連載第20回
2008年8月15日
腹は減るのだよ

 このドキュメンタリー映画を観たのはもう3年前の2005年のことなのですが、90年代ころから聞かれるようになった自然回帰ブームのようなもの、例えばスローライフとかスローフードとか、あるいは都会のビジネスマンが余暇を利用して農業を経験する週末ファーマーのような動きが想起させる食料にまつわる生産と消費の「緩やかなイメージ」が根底から覆されたインパクトのあるものでした。僕個人、数年前から不定期に発生していた体調不良に悩んでいて、何となく(というか身体の欲望に従って)食事の内容を組み直したところ、数週間で改善されたという体験もあり、また福岡伸一氏の著書に書かれてあった、どうして生物は食事をする必要があるのかというミクロ的な視点と併せて改めて認識したのは、食べるということは生き物にとって避けて通れない戦いなのだ、ということです。

 戦い…と表現して誤解されると困るのですが、舞台となる岩手県早池峰山の麓にあるタイマグラ村で自給自足の生活を営んでいる向田マサヨおばあちゃんは常に笑顔を絶やさない、それはそれは高感度100%の可愛いおばあちゃんです。
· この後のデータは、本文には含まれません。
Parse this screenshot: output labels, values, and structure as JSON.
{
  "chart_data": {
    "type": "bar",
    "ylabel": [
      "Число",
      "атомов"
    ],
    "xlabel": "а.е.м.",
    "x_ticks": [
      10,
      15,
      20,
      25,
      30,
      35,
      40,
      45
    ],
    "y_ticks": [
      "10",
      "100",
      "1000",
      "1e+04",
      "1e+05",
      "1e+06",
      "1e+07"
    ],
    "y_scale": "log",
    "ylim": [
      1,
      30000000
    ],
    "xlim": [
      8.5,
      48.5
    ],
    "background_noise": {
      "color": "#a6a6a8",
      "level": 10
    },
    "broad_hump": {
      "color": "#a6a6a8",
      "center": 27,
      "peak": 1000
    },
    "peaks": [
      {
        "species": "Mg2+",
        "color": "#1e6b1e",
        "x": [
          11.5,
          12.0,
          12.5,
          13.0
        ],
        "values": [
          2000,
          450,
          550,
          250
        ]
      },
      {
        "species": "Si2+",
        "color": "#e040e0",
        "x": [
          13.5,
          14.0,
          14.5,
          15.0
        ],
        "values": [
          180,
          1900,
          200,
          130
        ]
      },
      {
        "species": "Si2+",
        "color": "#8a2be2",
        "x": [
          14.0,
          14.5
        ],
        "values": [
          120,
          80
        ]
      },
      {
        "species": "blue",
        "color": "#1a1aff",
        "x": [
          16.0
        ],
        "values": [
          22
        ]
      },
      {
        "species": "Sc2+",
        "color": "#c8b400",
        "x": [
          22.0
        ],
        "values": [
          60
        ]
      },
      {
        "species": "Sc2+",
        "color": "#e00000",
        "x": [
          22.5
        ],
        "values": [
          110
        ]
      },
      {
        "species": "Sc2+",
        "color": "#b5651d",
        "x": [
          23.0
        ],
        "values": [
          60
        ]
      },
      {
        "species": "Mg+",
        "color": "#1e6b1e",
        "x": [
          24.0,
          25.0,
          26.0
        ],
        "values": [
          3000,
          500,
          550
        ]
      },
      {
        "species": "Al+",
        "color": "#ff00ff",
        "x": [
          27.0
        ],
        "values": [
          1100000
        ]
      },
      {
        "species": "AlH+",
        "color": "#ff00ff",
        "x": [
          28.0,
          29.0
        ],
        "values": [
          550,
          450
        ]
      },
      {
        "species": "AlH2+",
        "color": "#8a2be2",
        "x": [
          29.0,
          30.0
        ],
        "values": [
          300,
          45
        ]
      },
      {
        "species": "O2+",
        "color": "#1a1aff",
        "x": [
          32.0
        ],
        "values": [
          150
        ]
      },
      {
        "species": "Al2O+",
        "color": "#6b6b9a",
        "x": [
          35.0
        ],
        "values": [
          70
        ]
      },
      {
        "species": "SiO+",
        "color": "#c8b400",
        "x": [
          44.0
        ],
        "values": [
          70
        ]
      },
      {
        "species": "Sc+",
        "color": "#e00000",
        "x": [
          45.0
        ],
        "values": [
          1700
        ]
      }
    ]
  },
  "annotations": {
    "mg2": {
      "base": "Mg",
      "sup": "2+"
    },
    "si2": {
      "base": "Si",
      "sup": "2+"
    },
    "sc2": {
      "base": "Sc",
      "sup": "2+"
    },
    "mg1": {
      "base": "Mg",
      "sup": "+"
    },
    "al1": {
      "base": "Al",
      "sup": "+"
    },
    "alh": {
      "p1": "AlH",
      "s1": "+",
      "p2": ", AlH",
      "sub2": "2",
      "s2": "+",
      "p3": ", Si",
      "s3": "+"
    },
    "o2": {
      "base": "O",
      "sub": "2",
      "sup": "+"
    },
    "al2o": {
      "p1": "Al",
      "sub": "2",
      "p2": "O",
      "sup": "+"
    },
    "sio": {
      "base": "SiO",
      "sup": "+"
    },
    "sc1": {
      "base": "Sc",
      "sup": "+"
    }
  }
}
がしかし、自らが生きるために必要とする食料生産の現場、つまり彼等開拓農家の仕事は、自分の命を維持することに直結しているという意味において戦いそのものなのです。
 その言葉を連想させたのが、おばあちゃんの食欲をして「まるで身体に爆弾を詰め込んでいるよう」とナレーションが表現するところ。食料を生産するという苛酷な肉体労働に備えて、彼女は身体にどんどん食料を装填する。その量たるや、おばあちゃんに比べればまだまだ若い男性である監督も全く呆れてしまうほど、というのです。

 最近になってようやく、世間でも当たり前のように聞かれるようになった自給率の問題などを話題にすると、よく「自給自足」という言葉が相手から出てくるのですが、果たして自給自足の何たるかを知れば、その言葉を発した誰もその状態に逆戻りしようとは思わないはず。労働とその対価が今や、まるで割に合わない一次産業に身を置こうという、家業が農家であっても後を継ごうと考える若者など居ないのも頷けます。その親ですら息子がサラリーマンになることを望むほどなのですから、現場での労働はスローなんて甘いものではありません。
 食料を生産し、その場で消費する。姿形を変え、日々絶え間なく身体の中をただ循環していく食料の様を見ていると、ただ単調な繰り返しになる毎日に何か彩りを加えたくなる衝動を抑えきれなくなるのも容易に想像出来ます。それが一次産業からの脱出を志向し、日本の産業構造をシフトさせることの動機の一つにはなったと思うのですが、直接自分の摂る食料を生産する労働から開放され、文化的な何かを得るための他の労働に費やされる、以前と比較すれば小量化されたエネルギーは、増え続ける食料の消費量とのバランスを明らかに欠いています。その差分はもちろん、搾取によって得られているのですが、搾取する力を担保してきた様々な後ろ盾が、もはや日本には無くなってきているのではないか。そして第2・第3次産業に携わる者と、直接食料の生産に携わる者との優位性の逆転が、未来において起る可能性はあるのだろうか…などと考えたりするのです。

ひと言メモ

監督:澄川嘉彦(2004年/日本/110分)ー鑑賞日:2005/04/24ー

■途中でマサヨさんの夫である久米蔵さんが死去するのですが、その死に方がまたスゴイ。ある日の朝、いつものように彼は便所に行って用をたし、帰ってきてから「もうこれで便所へ行くのも最後だな」と悟り、その翌日に亡くなったそうな。これも以前どこかで書いたのですが、特に目立つ病気もない老人が「あ、明日あたりに迎えが来るな」と分かる死に方というのに、いつも憧れてしまいます。
■マサヨおばあちゃんの隣に引っ越してきた、若い夫婦とのコミュニケーションも描かれてます。そこで冬の時期に仕込む、おばちゃんオリジナルの味噌作りが伝授されてゆきます。